Comparison of the estimated reproduction number at the early stage of the pandemic between our proposed method and Bettencourt and Ribeiro11.

Table 2 Estimation of the basic reproduction number \({\mathscr {R}}_0\) using our method and Bettencourt and Ribeiro11.

First, we compare our method with Bettencourt and Ribeiro11, that allows sequential estimation of the basic reproduction number at the initial stage when the growth is still exponential. While the two methods are based on the SIR model, Bettencourt and Ribeiro11 use new incidence data and the result is filtered using a 5-day moving average filter. In Fig. 2, we plot the comparison and summarise the basic reproduction numbers that are taken to be the maximum of the curves in Table 2. It is interesting to note how the methods give rather similar estimations. This indicates that our method gives comparable results to those of11.

Figure 3
figure 3

Comparison of the estimated time-varying effective reproduction number between our method and Cori et al.13.

Finally, we plot the time-varying effective reproduction number in Fig. 3. Here, we compare our results with those using Cori et al.13. The method of13 utilises the disease serial interval, which we approximate using a shifted Gamma distribution13 with mean 4.7 and standard deviation 2.920. The prior belief for the value of \({\mathscr {R}}_t\) is taken to be Gamma function with mean and standard deviation 5. We do not average out the data of daily new cases, but instead take the likelihood estimation of a new case at 1 day to depend also on the estimation of the previous 3 days.

In Fig. 3, we obtain that the two methods give the plot of \({\mathscr {R}}_t\) with the same trend, indicating that our method is also comparable with13. There is a delay of about 4 days in the trend, especially with the time when the reproduction number curve crossed the horizontal axis. The delay is caused by the peaks of new daily cases and active ones that also differ by about the same days.

A different trend especially at later times between the methods appears in Fig. 3c for Norway. The curve from our method is quite smooth, while it is rather fluctuating in that using Cori et al.13. The discrepancy is caused by the active and recovered cases that apparently were not updated regularly, in contrast to the new positive cases needed by the method of13. The unreported recovery cases were all released at once on May 22, 2020, see Fig. 1c.

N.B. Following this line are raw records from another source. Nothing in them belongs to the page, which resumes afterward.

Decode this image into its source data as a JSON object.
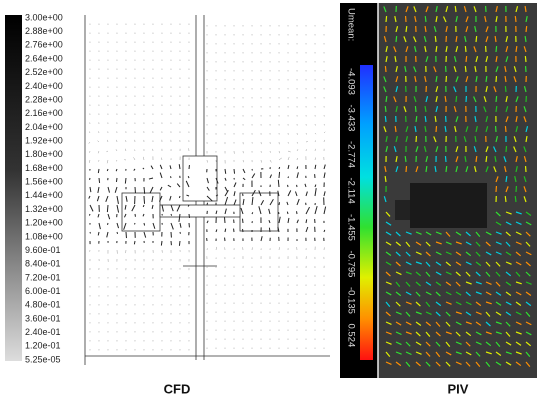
{
  "cfd": {
    "colorbar_labels": [
      "3.00e+00",
      "2.88e+00",
      "2.76e+00",
      "2.64e+00",
      "2.52e+00",
      "2.40e+00",
      "2.28e+00",
      "2.16e+00",
      "2.04e+00",
      "1.92e+00",
      "1.80e+00",
      "1.68e+00",
      "1.56e+00",
      "1.44e+00",
      "1.32e+00",
      "1.20e+00",
      "1.08e+00",
      "9.60e-01",
      "8.40e-01",
      "7.20e-01",
      "6.00e-01",
      "4.80e-01",
      "3.60e-01",
      "2.40e-01",
      "1.20e-01",
      "5.25e-05"
    ],
    "caption": "CFD"
  },
  "piv": {
    "colorbar_title": "Umean:",
    "colorbar_labels": [
      "-4.093",
      "-3.433",
      "-2.774",
      "-2.114",
      "-1.455",
      "-0.795",
      "-0.135",
      "0.524"
    ],
    "caption": "PIV"
  }
}
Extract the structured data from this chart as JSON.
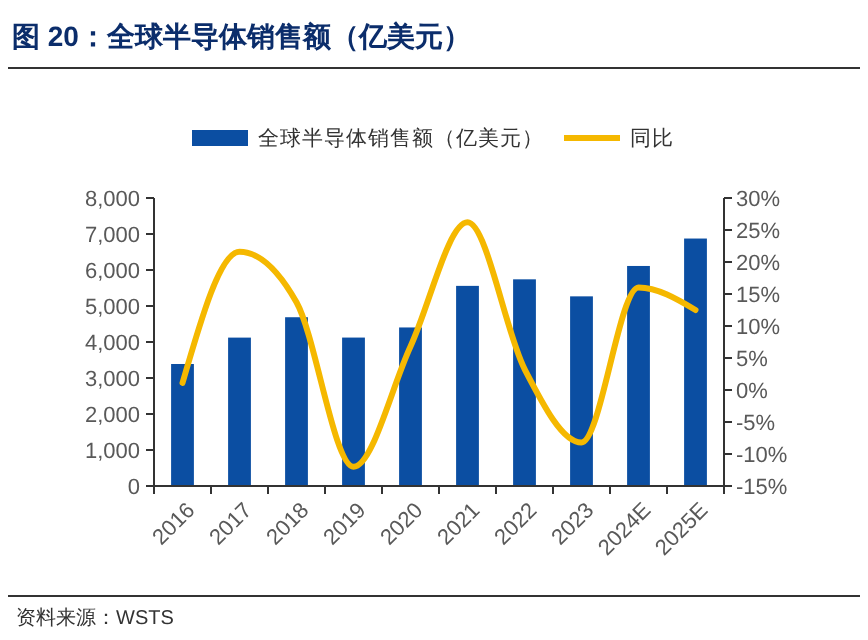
{
  "chart_data": {
    "type": "bar",
    "title": "图 20：全球半导体销售额（亿美元）",
    "categories": [
      "2016",
      "2017",
      "2018",
      "2019",
      "2020",
      "2021",
      "2022",
      "2023",
      "2024E",
      "2025E"
    ],
    "series": [
      {
        "name": "全球半导体销售额（亿美元）",
        "color": "#0b4ea2",
        "values": [
          3389,
          4122,
          4688,
          4123,
          4404,
          5559,
          5741,
          5268,
          6112,
          6874
        ]
      },
      {
        "name": "同比",
        "type": "line",
        "axis": "y2",
        "color": "#f5b800",
        "values": [
          1.1,
          21.6,
          13.7,
          -12.0,
          6.8,
          26.2,
          3.3,
          -8.2,
          16.0,
          12.5
        ]
      }
    ],
    "ylim": [
      0,
      8000
    ],
    "yticks": [
      {
        "value": 0,
        "label": "0"
      },
      {
        "value": 1000,
        "label": "1,000"
      },
      {
        "value": 2000,
        "label": "2,000"
      },
      {
        "value": 3000,
        "label": "3,000"
      },
      {
        "value": 4000,
        "label": "4,000"
      },
      {
        "value": 5000,
        "label": "5,000"
      },
      {
        "value": 6000,
        "label": "6,000"
      },
      {
        "value": 7000,
        "label": "7,000"
      },
      {
        "value": 8000,
        "label": "8,000"
      }
    ],
    "y2lim": [
      -15,
      30
    ],
    "y2ticks": [
      {
        "value": -15,
        "label": "-15%"
      },
      {
        "value": -10,
        "label": "-10%"
      },
      {
        "value": -5,
        "label": "-5%"
      },
      {
        "value": 0,
        "label": "0%"
      },
      {
        "value": 5,
        "label": "5%"
      },
      {
        "value": 10,
        "label": "10%"
      },
      {
        "value": 15,
        "label": "15%"
      },
      {
        "value": 20,
        "label": "20%"
      },
      {
        "value": 25,
        "label": "25%"
      },
      {
        "value": 30,
        "label": "30%"
      }
    ],
    "legend": "top",
    "grid": false,
    "annotations": [
      "资料来源：WSTS"
    ]
  }
}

Conclusion and future work

Many mathematical models and estimation methods have been developed to estimate several types of reproduction numbers during epidemic outbreaks. Here, we provide a novel method exploiting reported active, recovered and death cases using the SIR model as an underlying approach. This new method offers several advantages compared to existing methods: (1) from modeling point of view, the resulting \({\mathscr {R}}_t\) value can follow the dynamics of the model suggested, so it is possible to develop it further if the model chosen has a higher complexity, (2) the estimation method can still be expanded in terms of statistical view, and (3) the method does not need information about serial intervals. In the case that the data provided in time series do not change much or instead have drastic changes, such as accumulating at a certain time, the resulting \({\mathscr {R}}_t\) value will show the same spikes and serrations. As a result, the latest information from data dynamics can be more elaborated.

By applying the method to COVID-19 cases in the Scandinavian countries and comparing the results to commonly used methods due to11,13, we showed that our model is comparable, which expectedly will allow for fast assessment of the reproduction number in new outbreaks. Using the method to forecast and critically assess incidence data in countries with high under-reporting, such as Indonesia, is addressed for future work.